The embodiments of the invention in which an exclusive property or privilege is claimed are defined as follows:

1. A fiber optic pH probe suitable to be implanted in tissue for physiological studies, comprising: an ion permeable membrane in the form of a hollow, elongated cylinder having a distal end and a proximal end, said membrane being sealed at the distal end thereof; a pair of optical fibers having distal and proximal ends located substantially parallel to each other and adjacent to each other at their distal ends, said fiber distal ends being located within the proximal end of said hollow membrane; pH sensitive color-changing dye-containing solid material located within said hollow membrane, said ion permeable membrane having pores of a size large enough to allow passage of hydrogen ions while being sufficiently small so as to to preclude passage of the dye-containing material.

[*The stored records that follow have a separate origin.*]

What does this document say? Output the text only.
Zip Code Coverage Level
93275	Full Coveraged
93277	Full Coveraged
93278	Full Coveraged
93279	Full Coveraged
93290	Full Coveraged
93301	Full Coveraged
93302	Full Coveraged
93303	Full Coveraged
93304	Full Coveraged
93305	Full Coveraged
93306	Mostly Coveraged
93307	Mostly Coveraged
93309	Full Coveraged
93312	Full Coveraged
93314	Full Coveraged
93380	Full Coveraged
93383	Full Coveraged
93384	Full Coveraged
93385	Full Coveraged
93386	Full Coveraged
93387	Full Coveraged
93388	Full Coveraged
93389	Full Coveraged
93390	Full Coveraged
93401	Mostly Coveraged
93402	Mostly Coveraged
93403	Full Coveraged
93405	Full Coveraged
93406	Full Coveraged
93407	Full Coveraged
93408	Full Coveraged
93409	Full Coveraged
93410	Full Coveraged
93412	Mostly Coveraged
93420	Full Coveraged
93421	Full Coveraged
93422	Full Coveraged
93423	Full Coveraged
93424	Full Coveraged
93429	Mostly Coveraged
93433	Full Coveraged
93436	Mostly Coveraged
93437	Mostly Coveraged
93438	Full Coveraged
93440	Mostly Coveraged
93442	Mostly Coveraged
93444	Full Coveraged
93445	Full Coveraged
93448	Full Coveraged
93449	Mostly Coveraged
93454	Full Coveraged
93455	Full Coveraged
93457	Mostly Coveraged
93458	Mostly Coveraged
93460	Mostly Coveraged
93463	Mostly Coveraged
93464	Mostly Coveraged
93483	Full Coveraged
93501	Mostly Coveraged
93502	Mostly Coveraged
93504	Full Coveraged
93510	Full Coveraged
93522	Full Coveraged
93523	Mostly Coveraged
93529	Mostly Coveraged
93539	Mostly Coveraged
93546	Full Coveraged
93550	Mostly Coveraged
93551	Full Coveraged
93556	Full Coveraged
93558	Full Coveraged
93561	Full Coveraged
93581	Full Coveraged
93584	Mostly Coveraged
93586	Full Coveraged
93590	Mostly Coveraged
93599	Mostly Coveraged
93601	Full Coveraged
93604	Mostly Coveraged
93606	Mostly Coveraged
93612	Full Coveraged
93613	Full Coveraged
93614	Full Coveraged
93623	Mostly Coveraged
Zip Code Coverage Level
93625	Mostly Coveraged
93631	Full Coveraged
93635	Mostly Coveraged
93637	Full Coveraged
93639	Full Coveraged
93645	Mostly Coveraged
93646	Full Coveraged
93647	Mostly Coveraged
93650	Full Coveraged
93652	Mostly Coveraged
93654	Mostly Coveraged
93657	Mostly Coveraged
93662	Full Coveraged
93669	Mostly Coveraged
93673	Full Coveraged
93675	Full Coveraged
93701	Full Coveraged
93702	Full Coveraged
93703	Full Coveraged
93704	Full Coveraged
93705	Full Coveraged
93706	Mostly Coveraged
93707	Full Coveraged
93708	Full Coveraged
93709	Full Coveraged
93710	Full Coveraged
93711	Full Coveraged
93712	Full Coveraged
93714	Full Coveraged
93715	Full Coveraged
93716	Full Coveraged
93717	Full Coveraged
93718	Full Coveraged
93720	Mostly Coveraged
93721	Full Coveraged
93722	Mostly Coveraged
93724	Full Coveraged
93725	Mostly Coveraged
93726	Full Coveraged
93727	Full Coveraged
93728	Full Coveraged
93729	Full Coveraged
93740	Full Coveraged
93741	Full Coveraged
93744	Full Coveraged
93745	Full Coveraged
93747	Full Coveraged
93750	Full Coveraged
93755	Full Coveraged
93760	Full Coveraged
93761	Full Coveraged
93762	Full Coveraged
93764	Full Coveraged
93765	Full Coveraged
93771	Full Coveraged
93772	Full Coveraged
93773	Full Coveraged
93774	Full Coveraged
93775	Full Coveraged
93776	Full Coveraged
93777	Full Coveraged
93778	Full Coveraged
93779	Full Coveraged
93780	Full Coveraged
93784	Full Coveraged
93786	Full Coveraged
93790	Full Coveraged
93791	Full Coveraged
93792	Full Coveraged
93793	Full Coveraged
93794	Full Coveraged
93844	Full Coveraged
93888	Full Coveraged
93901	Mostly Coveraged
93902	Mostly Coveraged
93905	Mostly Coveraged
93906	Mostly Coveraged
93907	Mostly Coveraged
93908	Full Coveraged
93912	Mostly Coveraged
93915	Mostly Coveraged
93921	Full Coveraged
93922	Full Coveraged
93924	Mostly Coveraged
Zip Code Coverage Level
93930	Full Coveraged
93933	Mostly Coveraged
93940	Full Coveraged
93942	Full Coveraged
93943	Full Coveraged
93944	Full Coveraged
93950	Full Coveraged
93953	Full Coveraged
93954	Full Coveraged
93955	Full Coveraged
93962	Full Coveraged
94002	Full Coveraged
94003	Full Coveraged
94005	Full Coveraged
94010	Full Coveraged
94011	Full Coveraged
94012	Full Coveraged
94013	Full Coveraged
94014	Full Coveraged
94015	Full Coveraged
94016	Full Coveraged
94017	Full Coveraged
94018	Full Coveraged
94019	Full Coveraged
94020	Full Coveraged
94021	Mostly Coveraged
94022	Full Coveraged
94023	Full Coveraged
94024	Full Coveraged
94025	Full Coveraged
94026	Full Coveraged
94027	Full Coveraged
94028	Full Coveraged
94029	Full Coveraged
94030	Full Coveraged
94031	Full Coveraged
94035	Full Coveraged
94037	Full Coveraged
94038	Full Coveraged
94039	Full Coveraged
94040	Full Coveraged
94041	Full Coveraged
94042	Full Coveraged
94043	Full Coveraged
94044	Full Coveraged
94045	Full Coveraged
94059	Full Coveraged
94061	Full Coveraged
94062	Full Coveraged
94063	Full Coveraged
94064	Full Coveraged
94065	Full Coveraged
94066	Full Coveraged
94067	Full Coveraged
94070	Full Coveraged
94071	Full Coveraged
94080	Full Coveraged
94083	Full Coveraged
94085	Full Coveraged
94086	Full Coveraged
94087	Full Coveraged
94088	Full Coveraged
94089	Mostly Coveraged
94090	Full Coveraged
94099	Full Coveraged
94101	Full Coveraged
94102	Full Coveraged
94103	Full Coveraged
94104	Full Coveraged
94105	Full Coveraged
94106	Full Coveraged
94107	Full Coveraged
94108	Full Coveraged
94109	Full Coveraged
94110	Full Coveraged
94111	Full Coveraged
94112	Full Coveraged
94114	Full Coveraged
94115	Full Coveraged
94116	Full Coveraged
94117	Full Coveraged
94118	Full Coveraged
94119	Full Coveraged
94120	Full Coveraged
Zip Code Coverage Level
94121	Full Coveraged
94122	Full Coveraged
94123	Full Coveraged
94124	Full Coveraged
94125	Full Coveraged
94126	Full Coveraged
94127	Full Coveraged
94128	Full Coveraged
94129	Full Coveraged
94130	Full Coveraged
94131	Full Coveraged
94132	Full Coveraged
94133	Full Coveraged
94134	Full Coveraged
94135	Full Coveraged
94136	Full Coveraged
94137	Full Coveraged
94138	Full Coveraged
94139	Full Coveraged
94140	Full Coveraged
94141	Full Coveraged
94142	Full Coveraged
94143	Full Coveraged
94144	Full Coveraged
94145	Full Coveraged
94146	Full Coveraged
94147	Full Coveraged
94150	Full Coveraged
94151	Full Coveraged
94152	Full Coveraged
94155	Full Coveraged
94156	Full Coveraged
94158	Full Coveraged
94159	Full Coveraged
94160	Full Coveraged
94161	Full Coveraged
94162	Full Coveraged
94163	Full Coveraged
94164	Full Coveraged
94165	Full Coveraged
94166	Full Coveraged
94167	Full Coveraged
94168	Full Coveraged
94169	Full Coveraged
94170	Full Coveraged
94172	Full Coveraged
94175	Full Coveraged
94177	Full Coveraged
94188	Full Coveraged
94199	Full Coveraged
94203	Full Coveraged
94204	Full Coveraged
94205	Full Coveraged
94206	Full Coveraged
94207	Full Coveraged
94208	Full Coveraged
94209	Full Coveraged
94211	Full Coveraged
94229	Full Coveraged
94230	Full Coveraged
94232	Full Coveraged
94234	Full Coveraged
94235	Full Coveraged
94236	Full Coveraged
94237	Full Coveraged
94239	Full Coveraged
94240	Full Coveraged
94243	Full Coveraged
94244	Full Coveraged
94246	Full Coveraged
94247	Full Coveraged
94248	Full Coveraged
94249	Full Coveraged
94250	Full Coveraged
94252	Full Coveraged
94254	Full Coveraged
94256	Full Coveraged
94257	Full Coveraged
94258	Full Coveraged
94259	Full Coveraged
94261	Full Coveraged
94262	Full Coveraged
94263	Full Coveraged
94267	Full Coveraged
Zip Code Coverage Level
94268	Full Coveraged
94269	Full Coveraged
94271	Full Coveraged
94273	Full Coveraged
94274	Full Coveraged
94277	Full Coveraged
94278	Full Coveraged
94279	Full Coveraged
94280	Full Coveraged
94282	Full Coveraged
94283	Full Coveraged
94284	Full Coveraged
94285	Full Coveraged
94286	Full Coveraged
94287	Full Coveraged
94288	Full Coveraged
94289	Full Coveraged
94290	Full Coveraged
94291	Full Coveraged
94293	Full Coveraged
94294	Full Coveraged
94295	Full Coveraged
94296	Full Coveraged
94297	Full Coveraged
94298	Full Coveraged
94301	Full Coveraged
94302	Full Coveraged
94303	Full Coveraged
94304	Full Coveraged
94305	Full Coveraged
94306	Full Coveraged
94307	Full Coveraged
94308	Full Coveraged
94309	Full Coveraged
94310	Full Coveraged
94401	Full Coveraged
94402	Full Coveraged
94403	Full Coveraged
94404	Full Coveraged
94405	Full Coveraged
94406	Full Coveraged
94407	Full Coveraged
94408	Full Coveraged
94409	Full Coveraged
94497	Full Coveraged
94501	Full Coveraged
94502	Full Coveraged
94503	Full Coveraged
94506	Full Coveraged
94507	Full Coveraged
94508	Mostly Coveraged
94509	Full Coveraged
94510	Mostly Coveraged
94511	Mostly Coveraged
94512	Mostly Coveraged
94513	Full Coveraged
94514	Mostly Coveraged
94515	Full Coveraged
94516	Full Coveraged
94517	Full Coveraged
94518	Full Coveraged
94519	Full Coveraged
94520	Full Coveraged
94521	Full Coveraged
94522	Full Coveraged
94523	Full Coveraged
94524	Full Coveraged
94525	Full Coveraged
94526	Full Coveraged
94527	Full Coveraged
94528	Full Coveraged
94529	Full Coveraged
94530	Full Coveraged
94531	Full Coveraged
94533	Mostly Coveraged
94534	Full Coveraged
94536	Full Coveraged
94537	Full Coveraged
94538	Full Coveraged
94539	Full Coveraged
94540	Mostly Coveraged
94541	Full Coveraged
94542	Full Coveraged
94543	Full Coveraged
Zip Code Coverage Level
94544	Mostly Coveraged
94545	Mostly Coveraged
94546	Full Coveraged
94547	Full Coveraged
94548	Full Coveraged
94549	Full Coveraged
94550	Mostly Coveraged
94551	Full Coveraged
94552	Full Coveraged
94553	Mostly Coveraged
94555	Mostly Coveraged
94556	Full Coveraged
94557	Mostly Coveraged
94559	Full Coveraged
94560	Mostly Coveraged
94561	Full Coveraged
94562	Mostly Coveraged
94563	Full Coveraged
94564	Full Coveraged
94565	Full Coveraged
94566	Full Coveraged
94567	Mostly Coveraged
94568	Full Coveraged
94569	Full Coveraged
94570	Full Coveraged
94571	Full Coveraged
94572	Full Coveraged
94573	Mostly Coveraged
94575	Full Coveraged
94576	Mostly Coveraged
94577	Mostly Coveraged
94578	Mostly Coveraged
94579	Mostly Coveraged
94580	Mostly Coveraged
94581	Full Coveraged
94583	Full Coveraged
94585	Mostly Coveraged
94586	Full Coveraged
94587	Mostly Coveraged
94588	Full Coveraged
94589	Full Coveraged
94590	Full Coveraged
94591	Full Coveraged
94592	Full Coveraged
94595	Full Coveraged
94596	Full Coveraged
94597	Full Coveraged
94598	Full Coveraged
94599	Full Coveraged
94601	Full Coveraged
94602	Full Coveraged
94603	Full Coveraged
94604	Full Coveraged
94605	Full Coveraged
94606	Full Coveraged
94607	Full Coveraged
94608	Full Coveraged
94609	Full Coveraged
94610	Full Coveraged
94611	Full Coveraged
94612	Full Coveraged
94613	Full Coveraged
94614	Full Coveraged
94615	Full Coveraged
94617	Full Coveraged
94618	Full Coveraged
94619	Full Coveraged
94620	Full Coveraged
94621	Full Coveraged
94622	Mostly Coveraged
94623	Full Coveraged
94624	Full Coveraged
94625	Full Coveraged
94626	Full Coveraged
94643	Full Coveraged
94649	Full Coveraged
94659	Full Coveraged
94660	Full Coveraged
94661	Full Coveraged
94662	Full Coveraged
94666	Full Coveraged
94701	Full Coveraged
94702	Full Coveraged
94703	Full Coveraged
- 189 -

2. The probe of Claim 1, further including a light source connected to the proximal end of one of said optical fibers and light sensor means connected to the proximal end of the other optical fiber.

3. The probe of Claim 1, wherein said dye-containing solid material comprises a hydrophilic copolymer of an acrylic based mononer and a dye.

4. The probe of Claim 3, wherein said acrylic based monomer is selected from the group consisting of acrylamide, methyl methacrylate and hydroxymethyl methacrylate.

5. The probe of Claim 3, wherein said dye is selected from the group consisting of phenol red, rosolic acid or brilliant yellow (CI 24890).

6. The probe of Claim 1, wherein said dye-containing solid material is present in the form of microbeads.

7. The probe of Claim 1, wherein light scattering particles are incorporated with said dye-containing material.

8. The probe of Claim 7, wherein said light scattering particles comprise polystyrene microspheres.